核糖体蛋白包含属于多肽糖蛋白家族的复杂结构,参与植物生长和对各种胁迫的反应。在本研究中,我们发现辣椒40S核糖体蛋白SA样(CaSLP)在细胞核和细胞膜中广泛积累,水杨酸(SA)和干旱处理上调了CaSLP的表达水平。在CaSLP基因敲除后,能够承受干旱胁迫的辣椒植株显著减少。CaSLP的瞬时表达导致了辣椒的耐旱性,过表达CaSLP基因大大提高了拟南芥的抗旱能力。SA在喷雾季节的外源施用增强了抗旱性。在拟南芥中,CaSLP敲低的辣椒植株表现出对丁香假单胞菌PV.tomato(Pst)DC3000(Pst.DC3000)的抗性降低,而CaSLP的异位表达增加了Pst.DC3000-胁迫抗性。

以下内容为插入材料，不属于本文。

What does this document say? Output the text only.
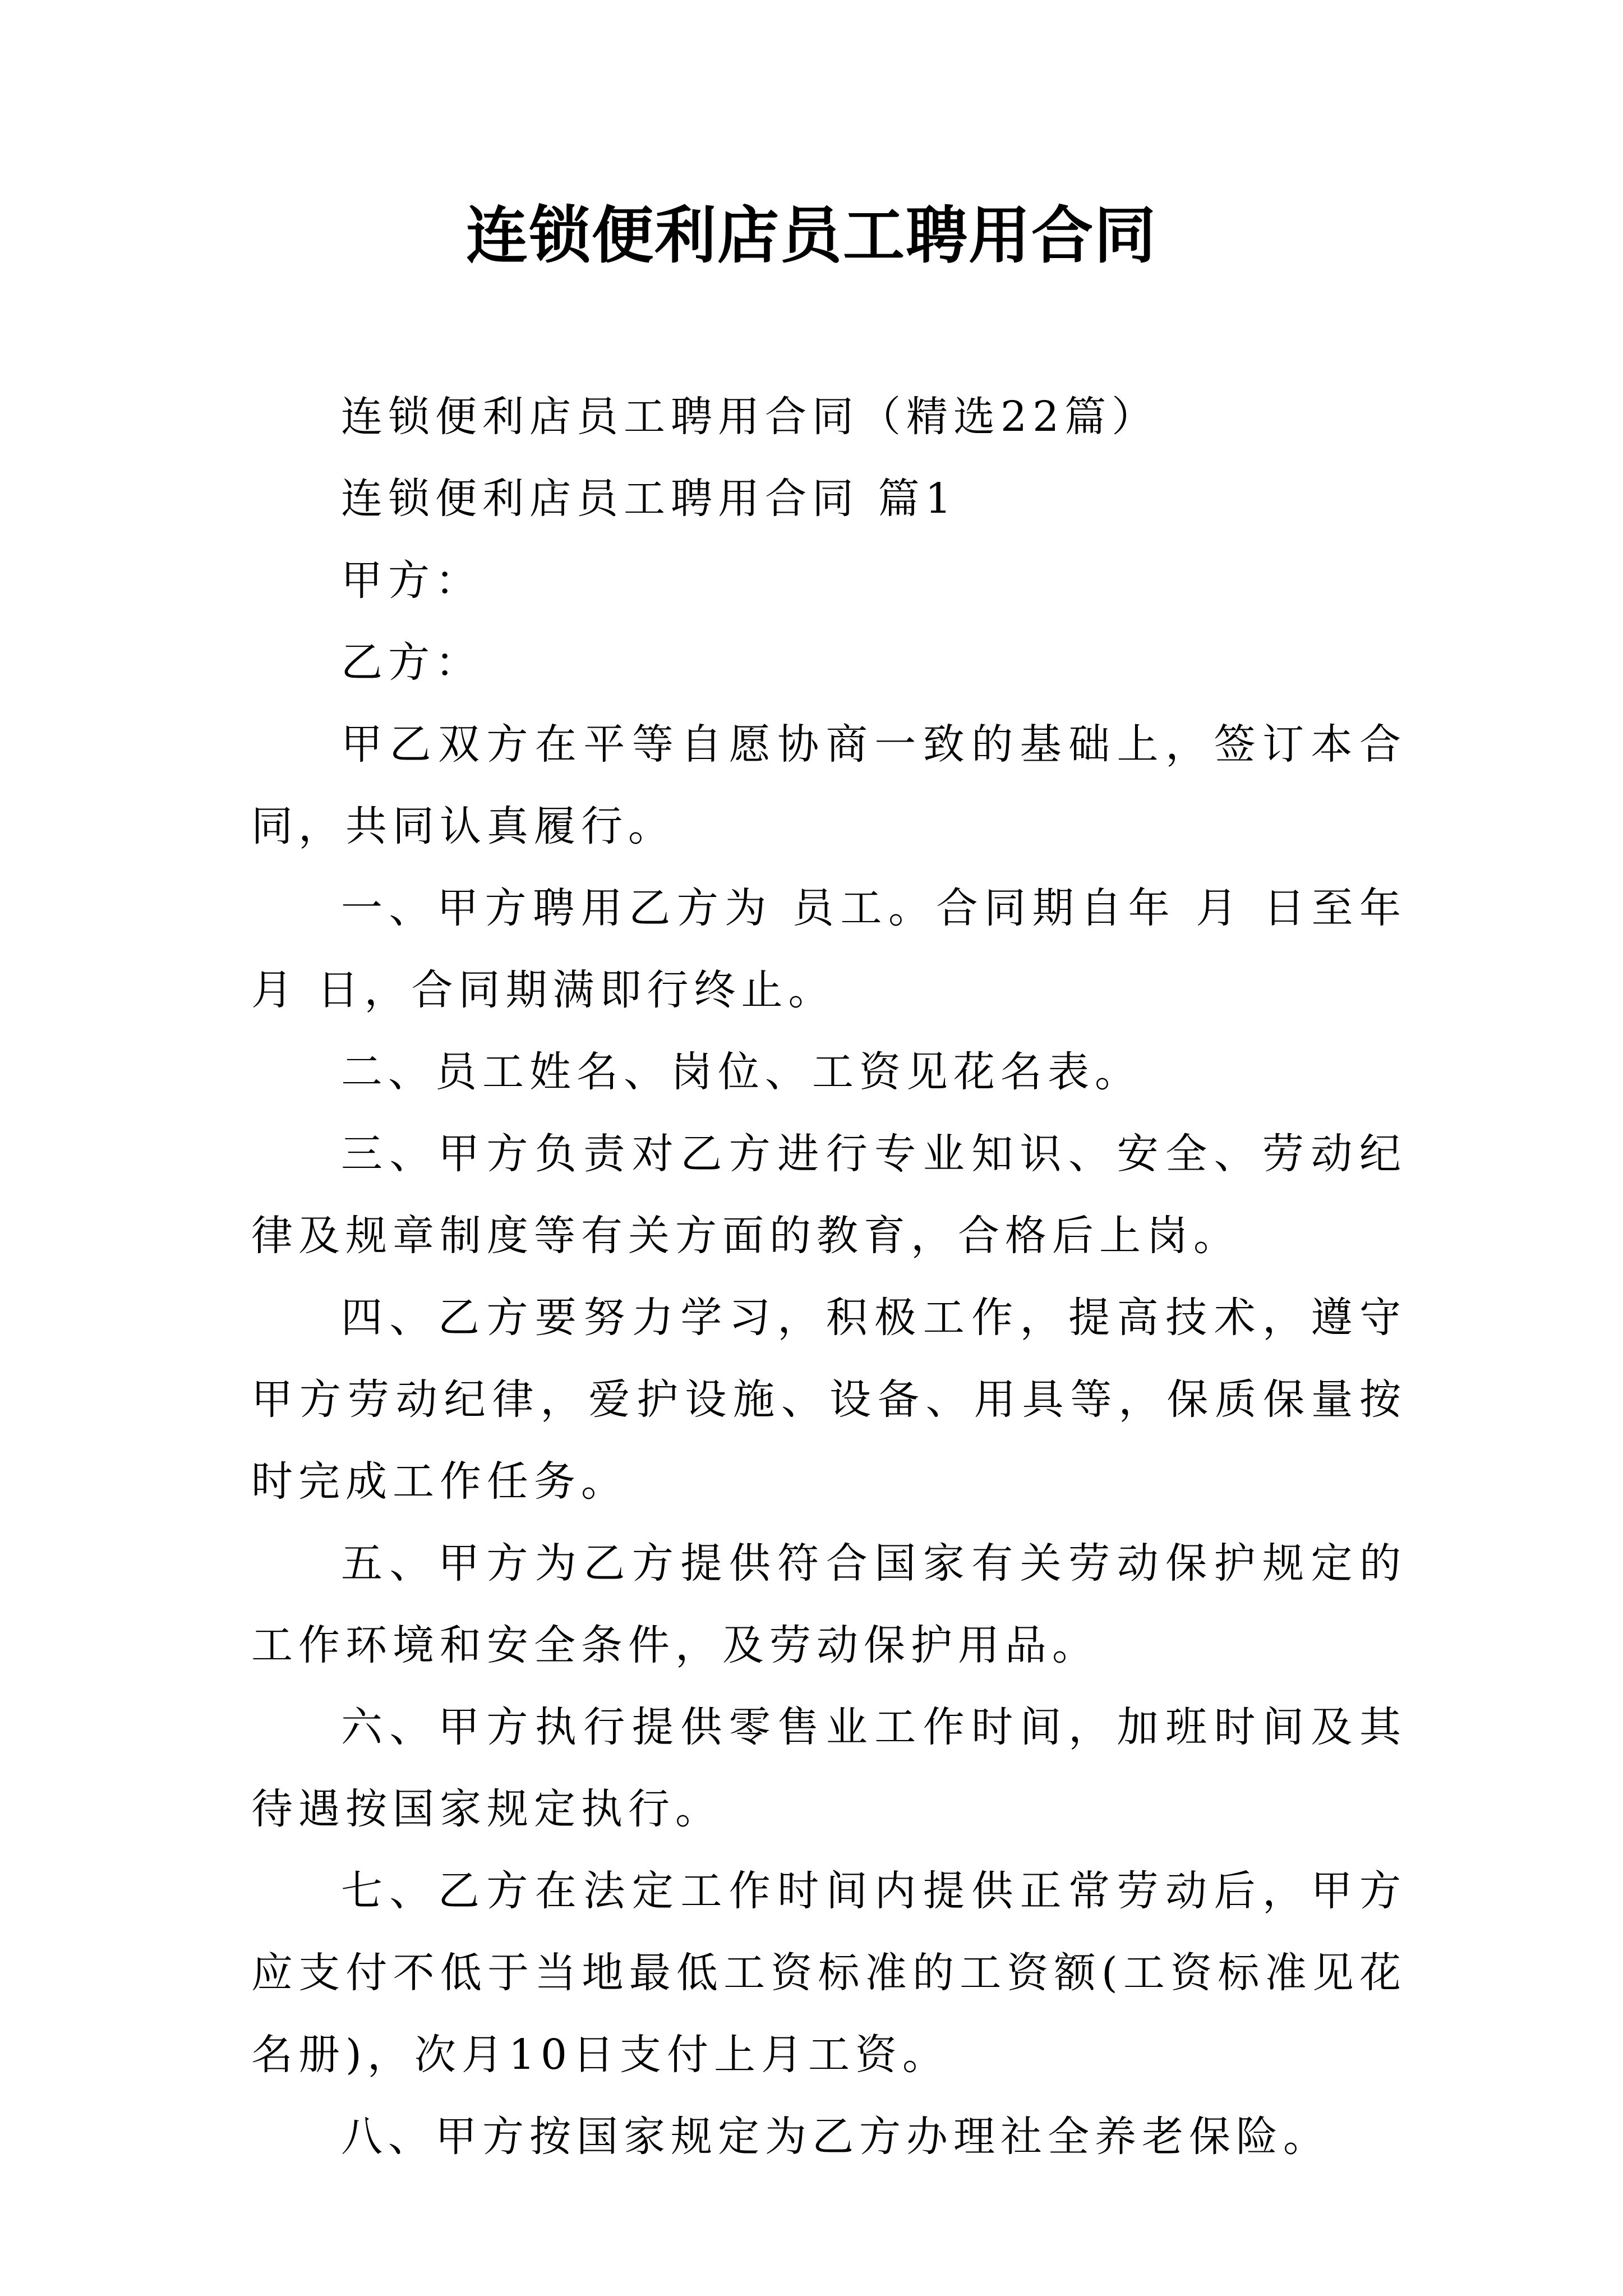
连锁便利店员工聘用合同

连锁便利店员工聘用合同（精选22篇）

连锁便利店员工聘用合同 篇1

甲方：

乙方：

甲乙双方在平等自愿协商一致的基础上，签订本合同，共同认真履行。

一、甲方聘用乙方为 员工。合同期自年 月 日至年 月 日，合同期满即行终止。

二、员工姓名、岗位、工资见花名表。

三、甲方负责对乙方进行专业知识、安全、劳动纪律及规章制度等有关方面的教育，合格后上岗。

四、乙方要努力学习，积极工作，提高技术，遵守甲方劳动纪律，爱护设施、设备、用具等，保质保量按时完成工作任务。

五、甲方为乙方提供符合国家有关劳动保护规定的工作环境和安全条件，及劳动保护用品。

六、甲方执行提供零售业工作时间，加班时间及其待遇按国家规定执行。

七、乙方在法定工作时间内提供正常劳动后，甲方应支付不低于当地最低工资标准的工资额(工资标准见花名册)，次月10日支付上月工资。

八、甲方按国家规定为乙方办理社全养老保险。
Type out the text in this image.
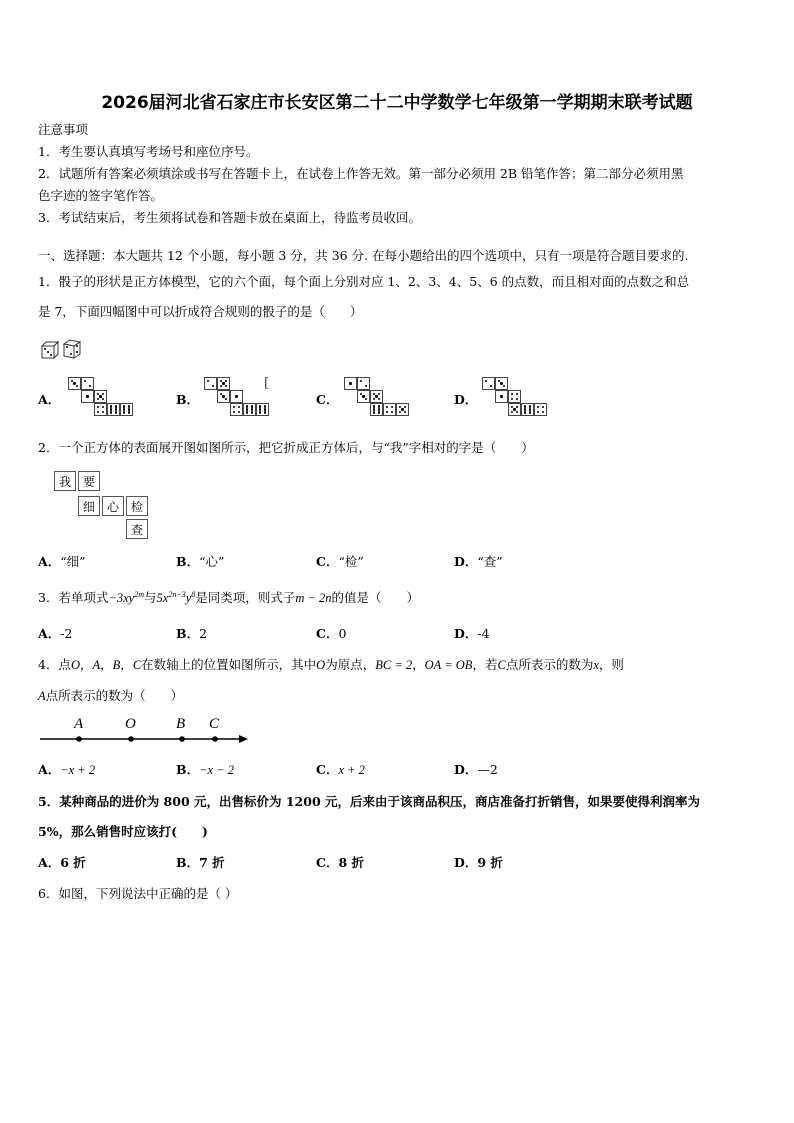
2026届河北省石家庄市长安区第二十二中学数学七年级第一学期期末联考试题
注意事项
1．考生要认真填写考场号和座位序号。
2．试题所有答案必须填涂或书写在答题卡上，在试卷上作答无效。第一部分必须用 2B 铅笔作答；第二部分必须用黑
色字迹的签字笔作答。
3．考试结束后，考生须将试卷和答题卡放在桌面上，待监考员收回。
一、选择题：本大题共 12 个小题，每小题 3 分，共 36 分. 在每小题给出的四个选项中，只有一项是符合题目要求的.
1．骰子的形状是正方体模型，它的六个面，每个面上分别对应 1、2、3、4、5、6 的点数，而且相对面的点数之和总
是 7，下面四幅图中可以折成符合规则的骰子的是（　　）
A．	B．	C．	D．
[
2．一个正方体的表面展开图如图所示，把它折成正方体后，与“我”字相对的字是（　　）
我 要
细 心 检
查
A．“细”	B．“心”	C．“检”	D．“查”
3．若单项式$-3xy^{2m}$与$5x^{2n-3}y^8$是同类项，则式子m − 2n的值是（　　）
A．-2	B．2	C．0	D．-4
4．点O，A，B，C在数轴上的位置如图所示，其中O为原点，BC = 2，OA = OB，若C点所表示的数为x，则
A点所表示的数为（　　）
A	O	B C
A．−x + 2	B．−x − 2	C．x + 2	D．—2
5．某种商品的进价为 800 元，出售标价为 1200 元，后来由于该商品积压，商店准备打折销售，如果要使得利润率为
5%，那么销售时应该打(　　)
A．6 折	B．7 折	C．8 折	D．9 折
6．如图，下列说法中正确的是（ ）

酵母双杂交(Y2H)和双分子荧光互补(BiFC)结果表明,CaNAC035在细胞核中与CaSLP发生物理相互作用。CaNAC035被鉴定为CaPR1启动子的上游伴侣并激活转录。总之,研究结果表明,CaSLP在干旱和Pst.DC3000胁迫抗性的调节中发挥着重要作用。
本文章由计算机程序翻译,如有差异,请以英文原文为准。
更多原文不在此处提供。